Ramon Leon Gonzalez, PhD, is Assistant Professor of Crop and Soil Sciences and Director of the Weed Biology and Ecology Laboratory at North Carolina State University. His research focuses on describing how agricultural management affects weed behavior at the community, population, and species levels.
“We will definitively benefit on data acquisition and transfer if such [an] approach is implemented at large scale. From our perspective, we think that growers and especially crop consultants will be collecting more high resolution imaging of their fields, and this requires uploading and downloading large files. Currently, we work with UAVs and all [our] data collection has to be preserved in external hard-drives when we are out in the field. If a widely available broadband network was available, we could streamline our flow of information to our servers and be more efficient during image collection. Having a platform that facilitates those processes to operate in real time will greatly favor adoption and implementation of Precision Agriculture tools.”
- Leon RG & van der Laat R. (2018). “Herbicidal and seed dormancy induction activity of fermentation residual vinasse.” Weed Science. https://doi.org/10.1017/wsc.2017.84
- Bravo W, Leon RG, Ferrell JA, Mulvaney MJ, & Wood CW. (2018). “Evolutionary adaptations of Palmer amaranth (Amaranthus palmeri) to nitrogen fertilization and crop rotation history affect morphology and nutrient use efficiency.” Weed Science 66:180-189. https://doi.org/10.1017/wsc.2017.73
Kyle Snyder is Director of the NextGen Air Transportation Center (NGAT) at North Carolina State University. NGAT is a consortium of academic, industry, and government partners that provides a research and application-oriented, technology transfer-focused organization for conducting aviation technology development, investigations, and field trials.

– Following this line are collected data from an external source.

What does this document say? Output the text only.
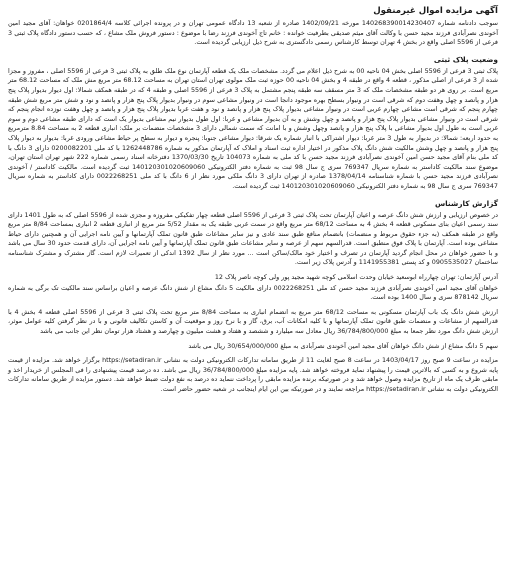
آگهی مزایده اموال غیرمنقول

سوجب دادنامه شماره 140268390014230407 مورخه 1402/09/21 صادره از شعبه 13 دادگاه عمومی تهران و در پرونده اجرائی کلاسه 0201864/4 خواهان: آقای مجید امین آخوندی نصرآبادی فرزند مجید حسن با وکالت آقای میثم صدیقی بطرفیت خوانده : خانم تاج آخوندی فرزند رضا با موضوع : دستور فروش ملک مشاع ، که حسب دستور دادگاه پلاک ثبتی 3 فرعی از 5596 اصلی واقع در بخش 4 تهران توسط کارشناس رسمی دادگستری به شرح ذیل ارزیابی گردیده است.

وضعیت پلاک ثبتی

پلاک ثبتی 3 فرعی از 5596 اصلی بخش 04 ناحیه 00 به شرح ذیل اعلام می گردد. مشخصات ملک یک قطعه آپارتمان نوع ملک طلق به پلاک ثبتی 3 فرعی از 5596 اصلی ، مفروز و مجزا شده از 3 فرعی از اصلی مذکور ، قطعه 4 واقع در طبقه 4 و بخش 04 ناحیه 00 حوزه ثبت ملک مولوی تهران استان تهران به مساحت 68.12 متر مربع مش ملک که مساحت 68.12 متر مربع است. بر روی هر دو طبقه مشخصات ملک که 3 متر مسقف سه طبقه پنجم مشتمل به پلاک 3 فرعی از 5596 اصلی و طبقه 4 که در طبقه همکف شمالا: اول دیوار بدیوار پلاک پنج هزار و پانصد و چهل وهفت دوم که شرقی است در ونیوار بسطح بهره موجود دانجا است در ونیوار مشاعی سوم در ونیوار بدیوار پلاک پنج هزار و پانصد و نود و شش متر مربع شش طبقه چهارم پنجم که شرقی است مشاعی چهارم غربی است در ونیوار مشاعی بدیوار پلاک پنج هزار و پانصد و نود و هفت غربا بدیوار پلاک پنج هزار و پانصد و چهل وهفت نوزده انجام پنجم که شرقی است در ونیوار مشاعی بدیوار پلاک پنج هزار و پانصد و چهل وشش و به آن بدیوار مشاعی و غربا: اول طول بدیوار نیم مشاعی بدیوار یک است که دارای طبقه مشاعی دوم و سوم غربی است به طول اول بدیوار مشاعی با پلاک پنج هزار و پانصد وچهل وشش و با امانت که سمت شمالی دارای 3 مشخصات منضمات بر ملک: انباری قطعه 2 به مساحت 8.84 مترمربع به حدود اربعه: شمالا: در بدیوار به طول 3 متر غربا: دیوار اشتراکی با انبار شماره یک شرقا: دیوار مشاعی جنوبا: پنجره و دیوار به سطح پر حیاط مشاعی ورودی غربا: بدیوار به دیوار پلاک پنج هزار و پانصد و چهل وشش مالکیت شش دانگ پلاک مذکور در اختیار اداره ثبت اسناد و املاک که آپارتمان مذکور به شماره 1262448786 با کد ملی 0200082201 دارای 3 دانگ با کد ملی بنام آقای مجید حسن امین آخوندی نصرآبادی فرزند مجید حسن با کد ملی به شماره 104073 تاریخ 1370/03/30 دفترخانه اسناد رسمی شماره 222 شهر تهران استان تهران، موضوع سند مالکیت کاداستر به شماره سریال 769347 سری ج سال 98 ثبت به شماره دفتر الکترونیکی 140120301020609060 ثبت گردیده است. مالکیت کاداستر / آخوندی نصرآبادی فرزند مجید حسن با شماره شناسنامه 1378/04/14 صادره از تهران دارای 3 دانگ ملکی مورد نظر از 6 دانگ با کد ملی 0022268251 دارای کاداستر به شماره سریال 769347 سری ج سال 98 به شماره دفتر الکترونیکی 140120301020609060 ثبت گردیده است.

گزارش کارشناس

در خصوص ارزیابی و ارزش شش دانگ عرصه و اعیان آپارتمان تحت پلاک ثبتی 3 فرعی از 5596 اصلی قطعه چهار تفکیکی مفروزه و مجزی شده از 5596 اصلی که به طول 1401 دارای سند رسمی اعیان بنای مسکونی قطعه 4 بخش 4 به مساحت 68/12 متر مربع واقع در سمت غربی طبقه یک به مقدار 5/52 متر مربع از انباری قطعه 2 انباری بمساحت 8/84 متر مربع واقع در طبقه همکف (به جزء حقوق مربوط و منضمات) بانضمام منافع طبق سند عادی و نیز سایر مشاعات طبق قانون تملک آپارتمانها و آیین نامه اجرایی آن و همچنین دارای حیاط مشاعی بوده است. آپارتمان با پلاک فوق منطبق است. قدرالسهم سهم از عرصه و سایر مشاعات طبق قانون تملک آپارتمانها و آیین نامه اجرایی آن، دارای قدمت حدود 30 سال می باشد و با حضور خواهان در محل انجام گردید آپارتمان در تصرف و اختیار خود مالک/ساکن است ... مورد نظر از سال 1392 اندکی از تعمیرات لازم است. گاز مشترک و مشترک شناسنامه ساختمان 0905535027 و کد پستی 1141955381 و آدرس پلاک زیر است.

آدرس آپارتمان: تهران چهارراه ابوسعید خیابان وحدت اسلامی کوچه شهید مجید پور ولی کوچه ناصر پلاک 12

خواهان آقای مجید امین آخوندی نصرآبادی فرزند مجید حسن کد ملی 0022268251 دارای مالکیت 5 دانگ مشاع از شش دانگ عرصه و اعیان براساس سند مالکیت تک برگی به شماره سریال 878142 سری و سال 1400 بوده است.

ارزش شش دانگ یک باب آپارتمان مسکونی به مساحت 68/12 متر مربع به انضمام انباری به مساحت 8/84 متر مربع تحت پلاک ثبتی 3 فرعی از 5596 اصلی قطعه 4 بخش 4 با قدرالسهم از مشاعات و منضمات طبق قانون تملک آپارتمانها و با کلیه امکانات آب، برق، گاز و با نرخ روز و موقعیت آن و کاستن تکالیف قانونی و با در نظر گرفتن کلیه عوامل موثر، ارزش شش دانگ مورد نظر جمعا به مبلغ 36/784/800/000 ریال معادل سه میلیارد و ششصد و هفتاد و هشت میلیون و چهارصد و هشتاد هزار تومان نظر این جانب می باشد

سهم 5 دانگ مشاع از شش دانگ خواهان آقای مجید امین آخوندی نصرآبادی به مبلغ 30/654/000/000 ریال می باشد

مزایده در ساعت 9 صبح روز 1403/04/17 در ساعت 8 صبح لغایت 11 از طریق سامانه تدارکات الکترونیکی دولت به نشانی https://setadiran.ir برگزار خواهد شد. مزایده از قیمت پایه شروع و به کسی که بالاترین قیمت را پیشنهاد نماید فروخته خواهد شد. پایه مزایده مبلغ 36/784/800/000 ریال می باشد. ده درصد قیمت پیشنهادی را فی المجلس از خریدار اخذ و مابقی ظرف یک ماه از تاریخ مزایده وصول خواهد شد و در صورتیکه برنده مزایده مابقی را پرداخت ننماید ده درصد به نفع دولت ضبط خواهد شد. دستور مزایده از طریق سامانه تدارکات الکترونیکی دولت به نشانی https://setadiran.ir مراجعه نمایند و در صورتیکه بین این ایام اینجانب در شعبه حضور حاضر است.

“The NextGen Air Transportation Consortium (NGAT) is aware of the Precision Agriculture Connectivity Act of 2018. The intentions of this bill align well with the goals of our Consortium of developing a digital, connected air transportation infrastructure. Connectivity provides multiple benefits to the aviation community including increased use of aerial imagery for precision agriculture, but also greater situational awareness of the air traffic environment for improved safety. Expanded integration of small unmanned aircraft systems for applications such as farming require increased access to communication infrastructure for data transfer and safe airspace management. Our industry and community members will continue to monitor the progress of this bill for its alignment with our consortium objectives and the state's Department of IT Community Broadband Playbook.”
Endorsements & Opposition
Earlier this year, news reports stated that the Trump administration has plans to build a secure, government-owned 5G network. These plans have been largely met with rejection, including from FCC Chairman Ajit Pai, who issued a statement that he “oppose[s] any proposal for the federal government to build and operate a nationwide 5G network.” Instead, Chariman Pai and others are in favor of developing policies to encourage the private sector to develop and build the network.